Somewhere between an ice cube filled with a flower and a heavy glass, we decided a drink looking expensive is enough. And now there’s a multi-million dollar ice business quietly cashing in on that decision.

Richard Boccato started Hundredweight Ice in 2009 in a bar basement, cutting blocks with chainsaws and shaping them with clothing irons. Today, his New York-based company produces more than 3 million pounds of ice a year, pulls in around $3 million in revenue, and supplies hundreds of clients, including over 20 Michelin-starred restaurants. That is not a quirky side hustle. That is infrastructure.

The second that flawless, crystal-clear block lands in the glass, the cup looks a lot more luxurious (and full) than it really is. It signals precision, care, and craft before you even taste it. And bars know that signal travels faster than anything else.

And they’re outsourcing it. This is the Sysco of cocktails.

No one is chiseling ice in the back. No one is freezing blocks between services. The cube shows up ready to steal the show (and fill the glass). All the while, the bar gets to sell a performance as if the in-house team gave a fuck. That is what’s happening here.

Low/no effort, overhyped value, higher price. 

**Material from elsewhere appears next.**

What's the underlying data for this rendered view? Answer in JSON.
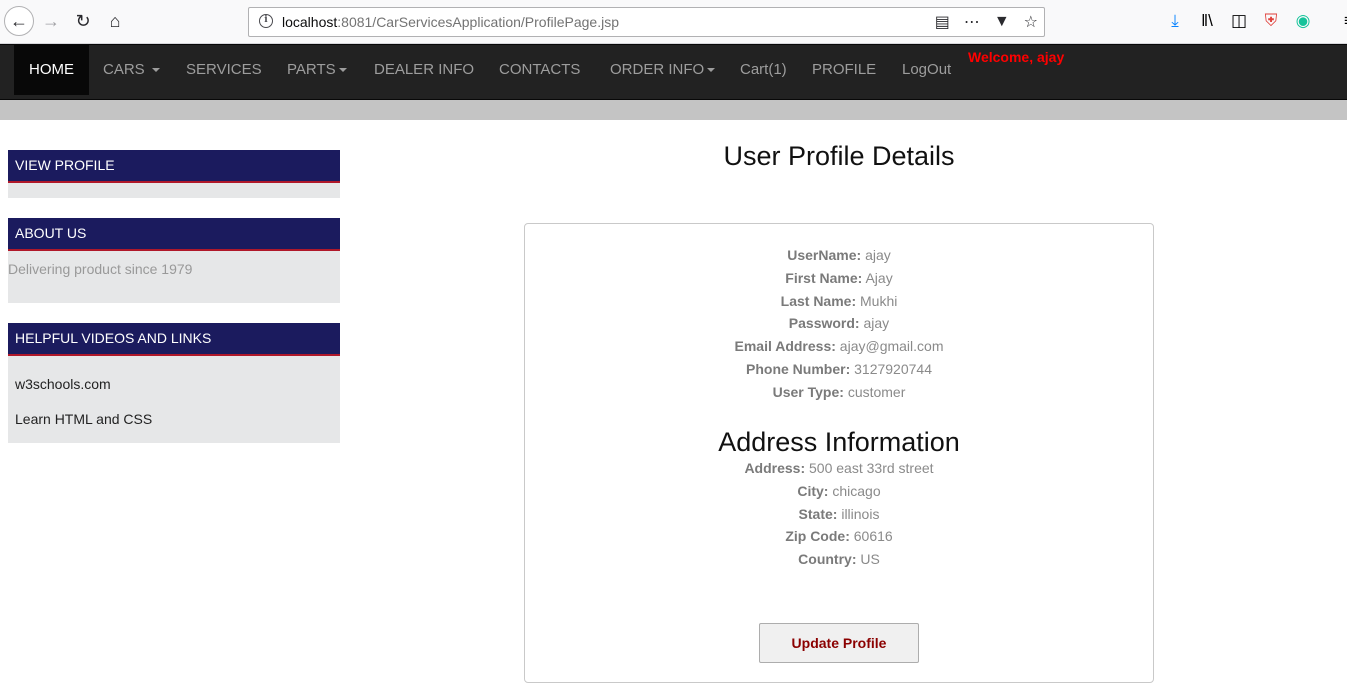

Clear ice does melt slower. That part is real. But the reason it spread across New York is because it lets bars increase perceived quality without touching the actual drink. You can keep the same spec, the same pour, the same everything, and still make it feel like an upgrade. And once enough places do it, it stops being a differentiator and becomes a baseline. Now every bar needs the cube just to keep up, and the price floor for a “serious” cocktail quietly creeps higher.

Nobody says that part out loud.

Bars didn’t invest in a $3 million ice business by accident. They built it because it lets them charge more without doing more.